Project Description:

This research project carries out a comparative, interdisciplinary and multi-sited study of the EU’s Hotspot approachin the Mediterranean borderscape. Hotspots are officially defined as areas exposed to disproportionate migration pressures and therefore requiring additional management efforts. Upon request by the member states, the agenda offers the roll-out of an infrastructural node called a hotspot facility, in which five European Agencies (EUROJUST, EASO, EUROPOL, FRONTEX/EBCA, EU-Lisa) collaborate with  international organizations (UNHCR, IOM) and the local administration of the member state to identify, fingerprint and register migrants close to where they disembark. Initially conceived as a short-term measure, the Hotspot approach is now fully in operation for over two years on five Greek Islands close to the Turkish mainland and four locations in southern Italy. Even though the hotspot approach was introduced as a direct and new response to the heightened arrivals of migrants in 2015, it follows previous measures of EU migration policies to secure borders through collaboration with local governments and third countries.

Consisting of an interdisciplinary research team of political scientists, architects and sociologists, the project examines the infrastructure of the Hotspot approach in the operational hotspot facilities in Greece and Italy, as well as in its complementary extensions in Turkey, Tunisia and Libya.  The research will provide a visual mapping and documentation to grasp the physical and spatial scope of this infrastructure and analyze the subsequent socio-political transformation.

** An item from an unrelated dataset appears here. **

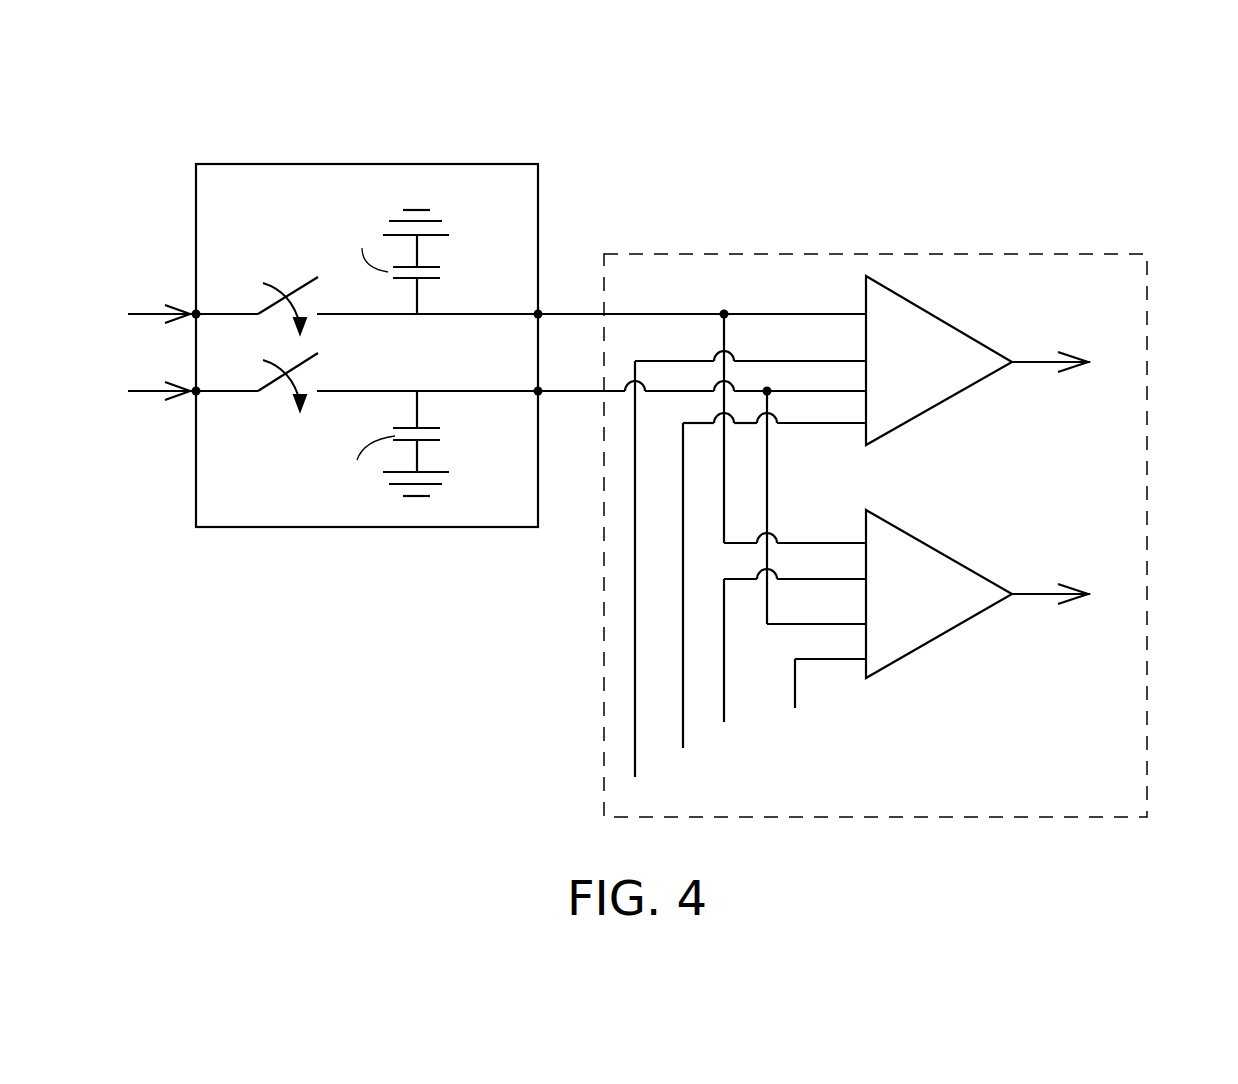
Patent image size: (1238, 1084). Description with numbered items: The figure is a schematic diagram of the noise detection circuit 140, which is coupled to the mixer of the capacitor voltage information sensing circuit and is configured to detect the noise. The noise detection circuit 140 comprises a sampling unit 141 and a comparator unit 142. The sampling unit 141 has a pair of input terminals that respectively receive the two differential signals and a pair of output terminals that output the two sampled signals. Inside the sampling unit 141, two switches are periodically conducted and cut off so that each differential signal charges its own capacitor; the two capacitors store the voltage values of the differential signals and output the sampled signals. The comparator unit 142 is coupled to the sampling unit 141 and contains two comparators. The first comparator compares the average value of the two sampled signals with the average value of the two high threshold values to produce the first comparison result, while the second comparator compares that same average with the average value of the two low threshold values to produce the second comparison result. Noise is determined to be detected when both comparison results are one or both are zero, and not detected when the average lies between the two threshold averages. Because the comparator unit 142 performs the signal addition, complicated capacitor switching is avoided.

The noise detection circuit 140 is at (1035, 141).
The sampling unit 141 is at (421, 164).
The comparator unit 142 is at (1100, 254).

More precisely, the project explores how the hotspot facility, as infrastructure space, enables migration management and transforms the Mediterranean borderscape and how this infrastructure space (re)shapes relations between states, citizens and noncitizens. Methodologically, the team will carry out a) ethnographic fieldwork in the in the localities under examination, b) document analysis and c) mapping and visual analysis.  More particularly, in order to examine the hotspots as an infrastructure space, the project team will conduct comparative ethnographic analysis to explore the complex interactions between government policies, technical apparatuses, security and humanitarian practices, consultancy expertise, and political contestations by citizens and non-citizens. The project aims to develop a new framework for the analysis of the power of infrastructure in migration management that deciphers how infrastructure not only enables migration policies, but also reconfigures social and political relations in the affected localities and beyond.